Freud apresenta a diferença entre o que ele denomina de consciência de culpa e o que chama de consciência moral.

A consciência de culpa, que compartilhamos, por exemplo, com animais de estimação, diz da determinação ou da inibição de certos comportamentos apenas por temor de sermos punidos ou de perdermos a atenção e o cuidado dos outros. Usaremos atualmente uma máscara facial para inibir o contágio pelo coronavírus ou não jogaremos um papel no chão ou, ainda, não atravessaremos o farol vermelho, apenas porque tomaremos uma multa ou, no extremo, seremos presos, assim como o cachorro sabe que tomará uma bronca ou receberá uma palmada se urinar no local inapropriado.

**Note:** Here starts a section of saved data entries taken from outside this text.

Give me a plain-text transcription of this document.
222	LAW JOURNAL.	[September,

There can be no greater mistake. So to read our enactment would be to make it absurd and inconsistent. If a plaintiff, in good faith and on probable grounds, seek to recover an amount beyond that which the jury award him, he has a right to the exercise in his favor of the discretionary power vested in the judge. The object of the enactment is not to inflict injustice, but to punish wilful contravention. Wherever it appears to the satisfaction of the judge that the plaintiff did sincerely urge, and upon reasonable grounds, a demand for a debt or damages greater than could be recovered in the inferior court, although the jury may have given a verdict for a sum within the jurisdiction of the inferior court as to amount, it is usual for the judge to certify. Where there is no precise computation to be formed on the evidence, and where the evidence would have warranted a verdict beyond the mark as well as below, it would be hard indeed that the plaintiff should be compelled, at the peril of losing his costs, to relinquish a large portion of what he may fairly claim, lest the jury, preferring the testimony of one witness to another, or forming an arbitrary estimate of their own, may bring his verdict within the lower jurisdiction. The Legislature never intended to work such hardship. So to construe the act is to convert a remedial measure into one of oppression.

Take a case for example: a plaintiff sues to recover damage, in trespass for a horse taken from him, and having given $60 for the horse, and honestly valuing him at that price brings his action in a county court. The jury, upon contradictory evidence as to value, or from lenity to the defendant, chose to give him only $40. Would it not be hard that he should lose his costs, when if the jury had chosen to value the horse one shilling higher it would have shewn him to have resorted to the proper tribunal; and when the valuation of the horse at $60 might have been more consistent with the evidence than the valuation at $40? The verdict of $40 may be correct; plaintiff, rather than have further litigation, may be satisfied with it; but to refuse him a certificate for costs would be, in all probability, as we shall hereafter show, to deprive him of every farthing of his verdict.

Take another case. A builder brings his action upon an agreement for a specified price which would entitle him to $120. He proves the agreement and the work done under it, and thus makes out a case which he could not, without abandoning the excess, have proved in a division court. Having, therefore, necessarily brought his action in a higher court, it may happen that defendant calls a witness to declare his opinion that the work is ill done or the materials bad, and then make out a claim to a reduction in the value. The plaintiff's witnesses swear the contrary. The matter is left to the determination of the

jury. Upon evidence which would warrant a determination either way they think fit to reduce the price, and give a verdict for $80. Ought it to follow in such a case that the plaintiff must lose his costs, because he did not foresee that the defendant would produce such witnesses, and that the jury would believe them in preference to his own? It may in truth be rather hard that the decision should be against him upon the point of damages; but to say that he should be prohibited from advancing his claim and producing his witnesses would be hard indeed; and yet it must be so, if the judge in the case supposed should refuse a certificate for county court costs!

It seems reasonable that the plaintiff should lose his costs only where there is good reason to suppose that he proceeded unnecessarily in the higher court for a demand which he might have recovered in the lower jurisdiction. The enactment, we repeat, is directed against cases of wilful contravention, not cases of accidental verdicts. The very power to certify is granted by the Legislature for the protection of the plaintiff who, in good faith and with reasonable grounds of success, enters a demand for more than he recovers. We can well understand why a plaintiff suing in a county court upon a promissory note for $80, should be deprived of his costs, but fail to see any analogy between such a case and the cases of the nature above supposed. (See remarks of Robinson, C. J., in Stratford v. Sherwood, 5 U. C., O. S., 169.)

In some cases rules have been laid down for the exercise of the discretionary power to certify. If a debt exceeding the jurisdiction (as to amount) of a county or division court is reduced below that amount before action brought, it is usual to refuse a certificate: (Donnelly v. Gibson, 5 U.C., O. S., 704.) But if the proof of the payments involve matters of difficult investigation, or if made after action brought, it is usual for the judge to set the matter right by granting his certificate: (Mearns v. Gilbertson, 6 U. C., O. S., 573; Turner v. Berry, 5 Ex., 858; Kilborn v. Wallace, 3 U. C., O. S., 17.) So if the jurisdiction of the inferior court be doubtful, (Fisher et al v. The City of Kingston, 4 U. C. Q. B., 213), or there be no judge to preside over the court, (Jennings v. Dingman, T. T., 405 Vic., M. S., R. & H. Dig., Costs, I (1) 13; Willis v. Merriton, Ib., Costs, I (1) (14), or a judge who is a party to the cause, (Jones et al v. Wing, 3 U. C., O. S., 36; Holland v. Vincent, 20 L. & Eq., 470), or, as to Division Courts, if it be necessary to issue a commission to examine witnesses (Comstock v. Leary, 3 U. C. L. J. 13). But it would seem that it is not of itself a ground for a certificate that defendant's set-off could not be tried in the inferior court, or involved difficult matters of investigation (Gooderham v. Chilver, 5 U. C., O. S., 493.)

Já a consciência moral, diferentemente, diz da interiorização da lei e da consequente assunção do sentido de coletividade, da percepção, portanto, de que sou um dentre tantos outros, de que não estou acima da Lei, de que todos somos iguais perante a justiça e ao pacto social. Ou seja, utilizarei corretamente a máscara facial (e não fingirei que a estou utilizando, deixando-a pendurada na orelha ou abaixo do nariz), não jogarei um papel na rua ou atravessarei o sinal vermelho, pois antecipo minhas responsabilidades, pois penso nas consequências de meus atos para além do meu mero prazer momentâneo, pois sou capaz de presumir que posso me contaminar ou contaminar outros com um vírus de potência letal, pois posso imaginar que os rios ficariam poluídos com o lixo descartado em lugar impróprio, que poderia levar a um futuro de enchentes e de doenças, e que atrapalharia o trânsito e também a vida de tantas pessoas com meus atos descabidos.

Tudo isso é quase o óbvio, ou deveria ser assim.

Mas, e quando vivemos num contexto autoritário em que aqueles que deveriam zelar pelo bem comum se colocam como se estivessem acima da lei, ou melhor, como sendo a lei? Essa versão torpe de Luís XIV, que corporifica a lei de Gerson, em que nos vangloriamos de tirar vantagem de tudo e de todos, demonstra que nós brasileiros, com nossa triste história, colocamos no cargo de presidente da República um narciso autoritário que desdenha a lei, ou pior, que supõe ser ele próprio a lei.

E isso, sem esquecer que esse ser abjeto foi colocado lá por mais 50 milhões de habitantes, o que evidencia um conluio perverso que nos atravessa e nos estrutura.

Esse Estado somos nós.

Confundimos autoridade com autoritarismo.

No lugar da lei comum, da Constituição que juntos elaboramos, estabelecemos e nos recolhemos dentro de leis particulares. Cada qual resolve por conta própria, pelo jeitinho, pela força, poder ou influência, definir suas leis particulares, o que é certo ou errado, atacando a lógica da convivência, desdenhando de um código de ética, da cidadania, da Constituição, dos Direitos Humanos.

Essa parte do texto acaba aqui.